Secondo un sondaggio Lorien fra Ballando e Italia's got talent ci sarebbe uno scarto minore, in termini di share, rispetto ai dati che vengono diffusi: "Il sondaggio ha confermato quello che già pensavamo. Senza accusare nessuno, ma con l'idea che la statistica possa avere ha un margine di errore. Siamo consapevoli della nostra forza, quando fai un  programma di successo lo sai e te ne accorgi. Questa è una delle stagioni più brillanti dal punto di vista dell'affetto del pubblico. Lo capisci anche dalla gente che viene fuori dallo studio ad aspettare i protagonisti dello spettacolo, cosa mai avvenuta nelle passate edizioni. Statisticamente sono avvenute cose abbastanza curiose, siamo stati distaccati una settimana anche di 15 punti, e questo ci è sempre sembrato strano e dunque siamo stati contenti che questo sondaggio abbia detto una cosa del genere. Il programma è solido, piace alla gente. Sebbene anche quel che afferma il sondaggio potrebbe essere fallibile, come lo è l'Auditel. Siamo anche consci che su Canale 5 c'è un programma molto ben confezionato, che ha dei validissimi protagonisti e che funziona come format in tutto il mondo".

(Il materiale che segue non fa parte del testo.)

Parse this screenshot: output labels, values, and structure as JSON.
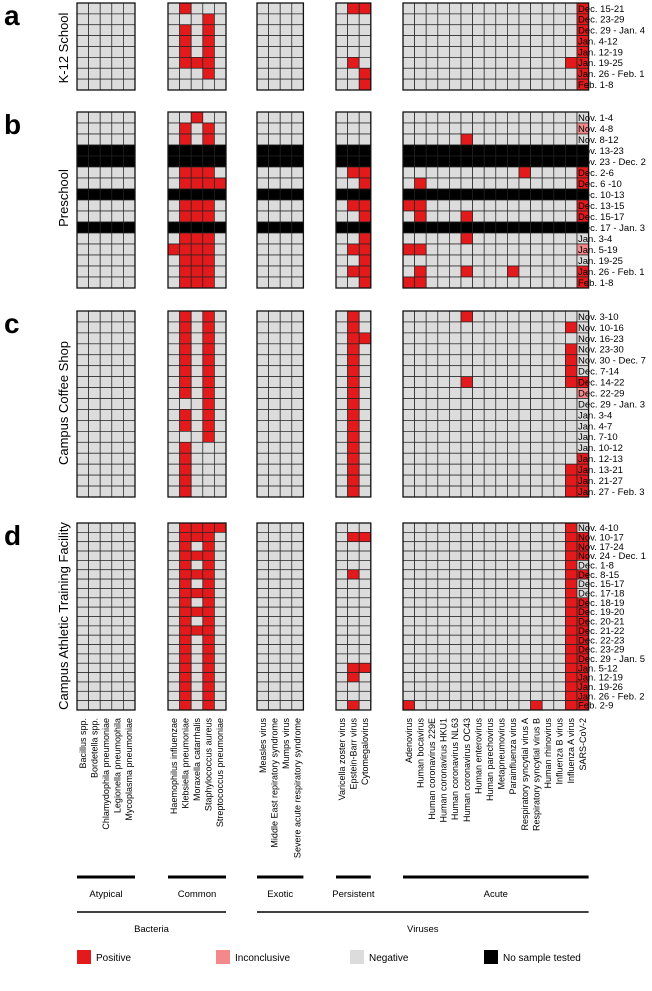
{
  "chart_data": {
    "type": "heatmap",
    "legend": [
      {
        "key": "P",
        "label": "Positive",
        "color": "#e31a1c"
      },
      {
        "key": "I",
        "label": "Inconclusive",
        "color": "#f4898b"
      },
      {
        "key": "N",
        "label": "Negative",
        "color": "#dcdcdc"
      },
      {
        "key": "X",
        "label": "No sample tested",
        "color": "#000000"
      }
    ],
    "column_groups": [
      {
        "name": "Atypical",
        "parent": "Bacteria",
        "columns": [
          "Bacillus spp.",
          "Bordetella spp.",
          "Chlamydophila pneumoniae",
          "Legionella pneumophila",
          "Mycoplasma pneumoniae"
        ]
      },
      {
        "name": "Common",
        "parent": "Bacteria",
        "columns": [
          "Haemophilus influenzae",
          "Klebsiella pneumoniae",
          "Moraxella catarrhalis",
          "Staphylococcus aureus",
          "Streptococcus pneumoniae"
        ]
      },
      {
        "name": "Exotic",
        "parent": "Viruses",
        "columns": [
          "Measles virus",
          "Middle East repiratory syndrome",
          "Mumps virus",
          "Severe acute respiratory syndrome"
        ]
      },
      {
        "name": "Persistent",
        "parent": "Viruses",
        "columns": [
          "Varicella zoster virus",
          "Epstein-Barr virus",
          "Cytomegalovirus"
        ]
      },
      {
        "name": "Acute",
        "parent": "Viruses",
        "columns": [
          "Adenovirus",
          "Human bocavirus",
          "Human coronavirus 229E",
          "Human coronavirus HKU1",
          "Human coronavirus NL63",
          "Human coronavirus OC43",
          "Human enterovirus",
          "Human parechovirus",
          "Metapneumovirus",
          "Parainfluenza virus",
          "Respiratory syncytial virus A",
          "Respiratory syncytial virus B",
          "Human rhinovirus",
          "Influenza B virus",
          "Influenza A virus",
          "SARS-CoV-2"
        ]
      }
    ],
    "parents": [
      "Bacteria",
      "Viruses"
    ],
    "panels": [
      {
        "letter": "a",
        "title": "K-12 School",
        "rows": [
          {
            "date": "Dec. 15-21",
            "cells": "NNNNN NPNNN NNNN NPP NNNNNNNNNNNNNNNP"
          },
          {
            "date": "Dec. 23-29",
            "cells": "NNNNN NNNPN NNNN NNN NNNNNNNNNNNNNNNP"
          },
          {
            "date": "Dec. 29 - Jan. 4",
            "cells": "NNNNN NPNPN NNNN NNN NNNNNNNNNNNNNNNP"
          },
          {
            "date": "Jan. 4-12",
            "cells": "NNNNN NPNPN NNNN NNN NNNNNNNNNNNNNNNP"
          },
          {
            "date": "Jan. 12-19",
            "cells": "NNNNN NPNPN NNNN NNN NNNNNNNNNNNNNNNP"
          },
          {
            "date": "Jan. 19-25",
            "cells": "NNNNN NPPPN NNNN NPN NNNNNNNNNNNNNNPP"
          },
          {
            "date": "Jan. 26 - Feb. 1",
            "cells": "NNNNN NNNPN NNNN NNP NNNNNNNNNNNNNNNP"
          },
          {
            "date": "Feb. 1-8",
            "cells": "NNNNN NNNNN NNNN NNP NNNNNNNNNNNNNNNP"
          }
        ]
      },
      {
        "letter": "b",
        "title": "Preschool",
        "rows": [
          {
            "date": "Nov. 1-4",
            "cells": "NNNNN NNPNN NNNN NNN NNNNNNNNNNNNNNNN"
          },
          {
            "date": "Nov. 4-8",
            "cells": "NNNNN NPNPN NNNN NNN NNNNNNNNNNNNNNNI"
          },
          {
            "date": "Nov. 8-12",
            "cells": "NNNNN NPNPN NNNN NNN NNNNNPNNNNNNNNNN"
          },
          {
            "date": "Nov. 13-23",
            "cells": "XXXXX XXXXX XXXX XXX XXXXXXXXXXXXXXXX"
          },
          {
            "date": "Nov. 23 - Dec. 2",
            "cells": "XXXXX XXXXX XXXX XXX XXXXXXXXXXXXXXXX"
          },
          {
            "date": "Dec. 2-6",
            "cells": "NNNNN NPPPN NNNN NPP NNNNNNNNNNPNNNNP"
          },
          {
            "date": "Dec. 6 -10",
            "cells": "NNNNN NPPPP NNNN NNP NPNNNNNNNNNNNNNP"
          },
          {
            "date": "Dec. 10-13",
            "cells": "XXXXX XXXXX XXXX XXX XXXXXXXXXXXXXXXX"
          },
          {
            "date": "Dec. 13-15",
            "cells": "NNNNN NPPPN NNNN NPP PPNNNNNNNNNNNNNP"
          },
          {
            "date": "Dec. 15-17",
            "cells": "NNNNN NPPPN NNNN NNP NPNNNPNNNNNNNNNP"
          },
          {
            "date": "Dec. 17 - Jan. 3",
            "cells": "XXXXX XXXXX XXXX XXX XXXXXXXXXXXXXXXX"
          },
          {
            "date": "Jan. 3-4",
            "cells": "NNNNN NPPPN NNNN NNP NNNNNPNNNNNNNNNN"
          },
          {
            "date": "Jan. 5-19",
            "cells": "NNNNN PPPPN NNNN NPP PPNNNNNNNNNNNNNI"
          },
          {
            "date": "Jan. 19-25",
            "cells": "NNNNN NPPPN NNNN NNP NNNNNNNNNNNNNNNN"
          },
          {
            "date": "Jan. 26 - Feb. 1",
            "cells": "NNNNN NPPPN NNNN NPP NPNNNPNNNPNNNNNP"
          },
          {
            "date": "Feb. 1-8",
            "cells": "NNNNN NPPPN NNNN NNP PPNNNNNNNNNNNNNP"
          }
        ]
      },
      {
        "letter": "c",
        "title": "Campus Coffee Shop",
        "rows": [
          {
            "date": "Nov. 3-10",
            "cells": "NNNNN NPNPN NNNN NPN NNNNNPNNNNNNNNNN"
          },
          {
            "date": "Nov. 10-16",
            "cells": "NNNNN NPNPN NNNN NPN NNNNNNNNNNNNNNPN"
          },
          {
            "date": "Nov. 16-23",
            "cells": "NNNNN NPNPN NNNN NPP NNNNNNNNNNNNNNNN"
          },
          {
            "date": "Nov. 23-30",
            "cells": "NNNNN NPNPN NNNN NPN NNNNNNNNNNNNNNPN"
          },
          {
            "date": "Nov. 30 - Dec. 7",
            "cells": "NNNNN NPNPN NNNN NPN NNNNNNNNNNNNNNPN"
          },
          {
            "date": "Dec. 7-14",
            "cells": "NNNNN NPNPN NNNN NPN NNNNNNNNNNNNNNPN"
          },
          {
            "date": "Dec. 14-22",
            "cells": "NNNNN NPNPN NNNN NPN NNNNNPNNNNNNNNPP"
          },
          {
            "date": "Dec. 22-29",
            "cells": "NNNNN NPNPN NNNN NPN NNNNNNNNNNNNNNNI"
          },
          {
            "date": "Dec. 29 - Jan. 3",
            "cells": "NNNNN NNNPN NNNN NPN NNNNNNNNNNNNNNNN"
          },
          {
            "date": "Jan. 3-4",
            "cells": "NNNNN NPNPN NNNN NPN NNNNNNNNNNNNNNNN"
          },
          {
            "date": "Jan. 4-7",
            "cells": "NNNNN NPNPN NNNN NPN NNNNNNNNNNNNNNNN"
          },
          {
            "date": "Jan. 7-10",
            "cells": "NNNNN NNNPN NNNN NPN NNNNNNNNNNNNNNNN"
          },
          {
            "date": "Jan. 10-12",
            "cells": "NNNNN NPNNN NNNN NPN NNNNNNNNNNNNNNNN"
          },
          {
            "date": "Jan. 12-13",
            "cells": "NNNNN NPNNN NNNN NPN NNNNNNNNNNNNNNNP"
          },
          {
            "date": "Jan. 13-21",
            "cells": "NNNNN NPNNN NNNN NPN NNNNNNNNNNNNNNPP"
          },
          {
            "date": "Jan. 21-27",
            "cells": "NNNNN NPNNN NNNN NPN NNNNNNNNNNNNNNPP"
          },
          {
            "date": "Jan. 27 - Feb. 3",
            "cells": "NNNNN NPNNN NNNN NPN NNNNNNNNNNNNNNPP"
          }
        ]
      },
      {
        "letter": "d",
        "title": "Campus Athletic Training Facility",
        "rows": [
          {
            "date": "Nov. 4-10",
            "cells": "NNNNN NPPPP NNNN NNN NNNNNNNNNNNNNNPN"
          },
          {
            "date": "Nov. 10-17",
            "cells": "NNNNN NPPPN NNNN NPP NNNNNNNNNNNNNNPP"
          },
          {
            "date": "Nov. 17-24",
            "cells": "NNNNN NPNPN NNNN NNN NNNNNNNNNNNNNNPP"
          },
          {
            "date": "Nov. 24 - Dec. 1",
            "cells": "NNNNN NPPPN NNNN NNN NNNNNNNNNNNNNNPP"
          },
          {
            "date": "Dec. 1-8",
            "cells": "NNNNN NPNPN NNNN NNN NNNNNNNNNNNNNNPN"
          },
          {
            "date": "Dec. 8-15",
            "cells": "NNNNN NPPPN NNNN NPN NNNNNNNNNNNNNNPP"
          },
          {
            "date": "Dec. 15-17",
            "cells": "NNNNN NPNPN NNNN NNN NNNNNNNNNNNNNNPN"
          },
          {
            "date": "Dec. 17-18",
            "cells": "NNNNN NPPPN NNNN NNN NNNNNNNNNNNNNNPN"
          },
          {
            "date": "Dec. 18-19",
            "cells": "NNNNN NPNPN NNNN NNN NNNNNNNNNNNNNNPP"
          },
          {
            "date": "Dec. 19-20",
            "cells": "NNNNN NPPPN NNNN NNN NNNNNNNNNNNNNNPP"
          },
          {
            "date": "Dec. 20-21",
            "cells": "NNNNN NPNPN NNNN NNN NNNNNNNNNNNNNNPP"
          },
          {
            "date": "Dec. 21-22",
            "cells": "NNNNN NPPPN NNNN NNN NNNNNNNNNNNNNNPP"
          },
          {
            "date": "Dec. 22-23",
            "cells": "NNNNN NPNPN NNNN NNN NNNNNNNNNNNNNNPP"
          },
          {
            "date": "Dec. 23-29",
            "cells": "NNNNN NPNPN NNNN NNN NNNNNNNNNNNNNNPP"
          },
          {
            "date": "Dec. 29 - Jan. 5",
            "cells": "NNNNN NPNPN NNNN NNN NNNNNNNNNNNNNNPP"
          },
          {
            "date": "Jan. 5-12",
            "cells": "NNNNN NPNPN NNNN NPP NNNNNNNNNNNNNNPP"
          },
          {
            "date": "Jan. 12-19",
            "cells": "NNNNN NPNPN NNNN NPN NNNNNNNNNNNNNNPP"
          },
          {
            "date": "Jan. 19-26",
            "cells": "NNNNN NPNPN NNNN NNN NNNNNNNNNNNNNNPP"
          },
          {
            "date": "Jan. 26 - Feb. 2",
            "cells": "NNNNN NPNPN NNNN NNN NNNNNNNNNNNNNNPP"
          },
          {
            "date": "Feb. 2-9",
            "cells": "NNNNN NPNPN NNNN NPN PNNNNNNNNNNPNNPP"
          }
        ]
      }
    ]
  }
}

Il direttore generale dell'Auditel Walter Pancini ha precisato (a Reality & Show) che la misurazione dell'audience serve a stabilire una "moneta" per pianificare gli investimenti. In che cosa consiste questo mercato, e quanto viene influenzato dalle rilevazioni? "Non sono un tecnico ma so che a seconda della percentuale di share di una rete cambia il prezzo degli spazi pubblicitari. E' chiaro che i grandi eventi, come lo show di Fiorello o il Festival di Sanremo, verranno venduti a costi maggiori, la media della rete determina il prezzo. Un punto di share su base annua, dicono gli esperti, vale milioni di euro. Poi ci sono i singoli programmi. La media della rete di Rai1 a gennaio è stata del 18% in questo caso Ballando ha avuto il 22%, è chiaro che diventa una risorsa importante. I programmi in studio hanno una resa maggiore perché oltre alla vendita degli spot c'è il mercato delle promozioni che permettono di spendere il volto del conduttore per promuovere prodotti all'interno dello show, il che fa sì che l'investitore acquista il programma prima che questo inizi. E' successo a Ballando quest'anno, ci è capitato di avere sei interruzioni pubblicitarie, succede solo a Sanremo. Un po' penalizza il programma ma fa piacere perché la Rai è la televisione di tutti. E' un gioco sul quale balla il destino di un'azienda. Se la Rai avesse molti show si potrebbe pensare, in teoria, di abbassare o addirittura togliere il canone. I soldi si muovono in base a quel dato, il fatto che ci sia un margine di errore rende chiaro che sarebbe importante renderlo più chiaro e trasparente".